Some of you may remember how Adams petitioned for a visa to the United States in 1993, about how President Bill Clinton personally approved the visa and how Clinton later welcomed Adams to a visit to the White House on St. Patrick's Day, 1995. Adams requested entry to the U.S. in order to facilitate his party's fund-raising efforts among Irish-Americans. Last year on this day, Hillary Clinton was inducted to the Irish-American Hall of Fame and posed for photographs next to Adams in New York City. She has stated that she regards Adams as an important figure in the history of Northern Ireland comparable to Nelson Mandela's position in South Africa. I find her views typically obtuse and disgusting in the extreme. Unlike South Africa, there are no heroes in the Northern Ireland Troubles - only victims, some living and some dead.
I, for one, was appalled in 1995 to see an American president shake hands with a known leader of a terrorist organization. But Clinton and his friend Tony Blair claimed that it was the only way that Sinn Féin could be relied on to cooperate in peace talks that led eventually to the Good Friday Accord in 1998, and the announcement in 2005 in which the Provisional IRA agreed to abandon its "armed campaign" and embrace a democratic political solution to the conflict in Northern Ireland. Recently released transcripts of phone conversations between Clinton and Blair the day after the Omagh bombing in 1998 (four months after the Good Friday Agreement) reveal Clinton's misgivings about trusting Adams, whose murky ties to the IRA he was never able to clarify.
The trouble is, Gerry Adams, while maintaining his evasive stance regarding his terrorist past and attempting to excuse his past actions with the blanket alibi, "we were at war," is the head of a Marxist/Leninist political party that remains committed to revolutionary change.
I have described in previous posts how in my teens I went through my own Irish Republican phase. Like many Irish-Americans, I embraced the quite ludicrous version of Irish history in which the British Army's intervention in Northern Ireland in the 1970s was just another example of British colonialism, and I, too, listened to the Paul McCartney song, "Give Ireland Back to the Irish," among other, much older rebel songs. As I grew up, however, I gradually realized that the situation in Norther Ireland was far more complex and that the struggle between the Protestants and Catholics was about power and political control of the six counties of the North. The IRA wanted the British Army out so that they could wage war on the Protestants with impunity.
I grew sickened by the stereotypical image of Irish-Americans, especially on this day, sitting in bars all across America, tearfully swapping stories about the Old Country and handing over their hard-earned dollars to organizations like Sinn Féin, clandestinely funding terrorist acts.
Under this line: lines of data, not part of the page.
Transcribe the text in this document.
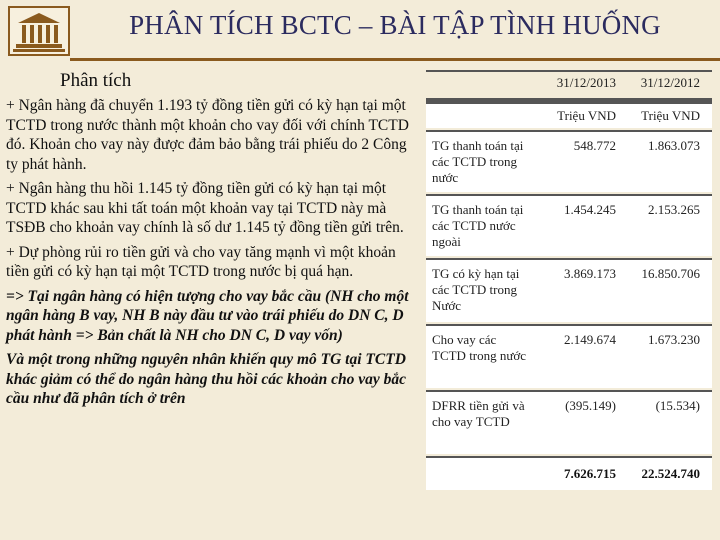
PHÂN TÍCH BCTC – BÀI TẬP TÌNH HUỐNG
Phân tích

+ Ngân hàng đã chuyển 1.193 tỷ đồng tiền gửi có kỳ hạn tại một TCTD trong nước thành một khoản cho vay đối với chính TCTD đó. Khoản cho vay này được đảm bảo bằng trái phiếu do 2 Công ty phát hành.

+ Ngân hàng thu hồi 1.145 tỷ đồng tiền gửi có kỳ hạn tại một TCTD khác sau khi tất toán một khoản vay tại TCTD này mà TSĐB cho khoản vay chính là số dư 1.145 tỷ đồng tiền gửi trên.

+ Dự phòng rủi ro tiền gửi và cho vay tăng mạnh vì một khoản tiền gửi có kỳ hạn tại một TCTD trong nước bị quá hạn.

=> Tại ngân hàng có hiện tượng cho vay bắc cầu (NH cho một ngân hàng B vay, NH B này đầu tư vào trái phiếu do DN C, D phát hành => Bản chất là NH cho DN C, D vay vốn)

Và một trong những nguyên nhân khiến quy mô TG tại TCTD khác giảm có thể do ngân hàng thu hồi các khoản cho vay bắc cầu như đã phân tích ở trên

31/12/2013 31/12/2012
Triệu VND Triệu VND
TG thanh toán tại các TCTD trong nước
548.772 1.863.073
TG thanh toán tại các TCTD nước ngoài
1.454.245 2.153.265
TG có kỳ hạn tại các TCTD trong Nước
3.869.173 16.850.706
Cho vay các TCTD trong nước
2.149.674 1.673.230
DFRR tiền gửi và cho vay TCTD
(395.149)	(15.534)
7.626.715 22.524.740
My feelings, then as now, are those of an interested observer of events that the Irish themselves have shaped. No one was as surprised as I was by the Good Friday agreement, but peace has not come without resistance.
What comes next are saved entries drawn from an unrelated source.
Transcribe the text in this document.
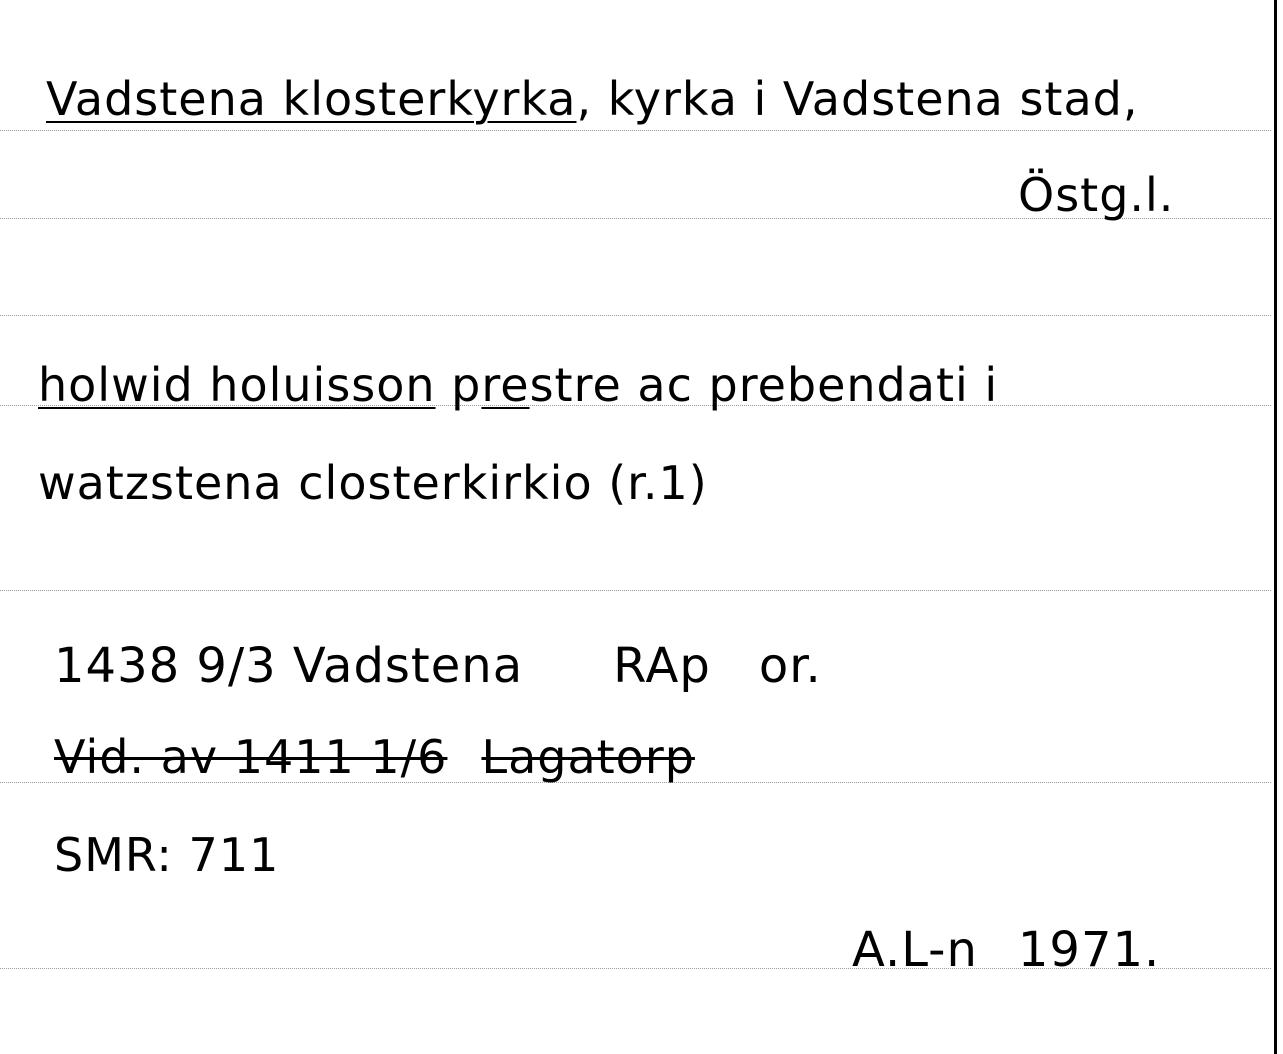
Vadstena klosterkyrka, kyrka i Vadstena stad,
Östg.l.
holwid holuisson prestre ac prebendati i
watzstena closterkirkio (r.1)
1438 9/3 Vadstena RAp or.
Vid. av 1411 1/6 Lagatorp
SMR: 711
A.L-n 1971.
When president Bill Clinton first welcomed Adams to the White House in 1995, I thought that it was a terrible precedent. Perhaps Bill Clinton considered kissing a terrorist's arse on the White House premises a small price to pay for establishing a lasting peace in Northern Ireland. Whatever the reason for refusing Adams entry to the White House for this year's celebration, I think it's high time he was shown the door. Erin go bragh.